The maximum safety for states

Alright so, let’s say for instance there is a state which is a state that is a state that you don’t ever want to leave it, instance dead state, which you don’t want pawns to ever leave it due to that you don’t want ragdolls moving around or some like that, any way to say to your class, this state is permanent?

As far as I’m aware, there should be no state changes called via native code, so only via unrealscript. So if it’s leaving it’s dead state, then that is essentially a bug in the code. Just drop some logging (and ScriptTrace()) in ExitState() and find where the bug is.

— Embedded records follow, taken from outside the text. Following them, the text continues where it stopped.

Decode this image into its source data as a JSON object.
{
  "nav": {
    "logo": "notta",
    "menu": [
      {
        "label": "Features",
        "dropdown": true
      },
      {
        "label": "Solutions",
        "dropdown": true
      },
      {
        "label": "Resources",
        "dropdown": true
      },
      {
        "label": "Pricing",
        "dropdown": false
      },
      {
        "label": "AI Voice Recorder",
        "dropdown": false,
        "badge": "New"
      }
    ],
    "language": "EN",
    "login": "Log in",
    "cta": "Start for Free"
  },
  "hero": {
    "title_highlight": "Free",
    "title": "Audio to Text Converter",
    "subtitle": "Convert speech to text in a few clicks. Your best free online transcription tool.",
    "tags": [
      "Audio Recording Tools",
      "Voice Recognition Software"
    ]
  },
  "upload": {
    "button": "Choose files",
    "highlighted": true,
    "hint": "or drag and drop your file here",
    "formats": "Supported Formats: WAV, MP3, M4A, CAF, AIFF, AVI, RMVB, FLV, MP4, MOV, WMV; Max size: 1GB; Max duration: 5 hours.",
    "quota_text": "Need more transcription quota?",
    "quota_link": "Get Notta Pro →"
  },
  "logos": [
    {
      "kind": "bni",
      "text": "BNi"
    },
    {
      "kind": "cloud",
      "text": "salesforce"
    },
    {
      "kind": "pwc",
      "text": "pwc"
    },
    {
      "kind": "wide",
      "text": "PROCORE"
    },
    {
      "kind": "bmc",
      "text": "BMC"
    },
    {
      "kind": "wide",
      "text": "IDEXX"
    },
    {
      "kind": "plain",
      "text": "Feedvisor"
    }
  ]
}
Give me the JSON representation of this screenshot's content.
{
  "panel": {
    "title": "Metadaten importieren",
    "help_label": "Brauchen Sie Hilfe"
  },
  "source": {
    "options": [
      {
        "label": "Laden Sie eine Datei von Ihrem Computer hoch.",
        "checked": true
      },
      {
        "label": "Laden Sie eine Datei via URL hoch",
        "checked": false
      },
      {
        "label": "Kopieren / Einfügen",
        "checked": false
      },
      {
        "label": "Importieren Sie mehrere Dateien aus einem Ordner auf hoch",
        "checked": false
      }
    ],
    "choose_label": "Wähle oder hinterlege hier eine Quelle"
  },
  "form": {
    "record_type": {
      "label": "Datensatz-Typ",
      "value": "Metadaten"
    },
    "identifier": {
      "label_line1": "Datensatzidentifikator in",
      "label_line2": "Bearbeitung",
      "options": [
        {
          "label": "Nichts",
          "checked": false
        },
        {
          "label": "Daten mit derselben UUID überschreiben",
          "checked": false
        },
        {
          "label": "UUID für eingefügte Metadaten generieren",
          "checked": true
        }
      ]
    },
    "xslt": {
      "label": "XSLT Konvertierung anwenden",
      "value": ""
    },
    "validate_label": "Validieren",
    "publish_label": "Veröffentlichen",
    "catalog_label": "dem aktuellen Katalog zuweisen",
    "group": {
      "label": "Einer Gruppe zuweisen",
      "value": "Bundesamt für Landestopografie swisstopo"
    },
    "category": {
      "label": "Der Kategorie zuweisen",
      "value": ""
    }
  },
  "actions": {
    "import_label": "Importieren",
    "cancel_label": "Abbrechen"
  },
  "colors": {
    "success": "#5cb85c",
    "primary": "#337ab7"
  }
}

I guess you could create your own _SetState() and replace all calls with that, then exit if it’s in the dead state, but that feels like a hack rather than accounting for error calls elsewhere in script.

Thanks cold scooter for your help, sadly there is not such a thing Permanent states all one can do it’s blank functions inside the states.
GoToStateEatBanana(){self.GoToState(‘EatBanana’);}
state EatBanana
{
GoToStateEatBanana( ) {coolaccentLOG(“PermaState becareful”);}
}

@Neongho I may not be fully understanding, but in the EndState() function, you have NextStateName, so logging that would at least help you track down what’s calling the new state change.

I also believe you can just add:



event BeginState(name PreviousStateName)
{
    super.BeginState(PreviousStateName);
}
event EndState(name NextStateName)
{
    super.EndState(NextStateName);
}


outside of any state, and providing the state functions call the super function, these should be called. I haven’t fully tested this though.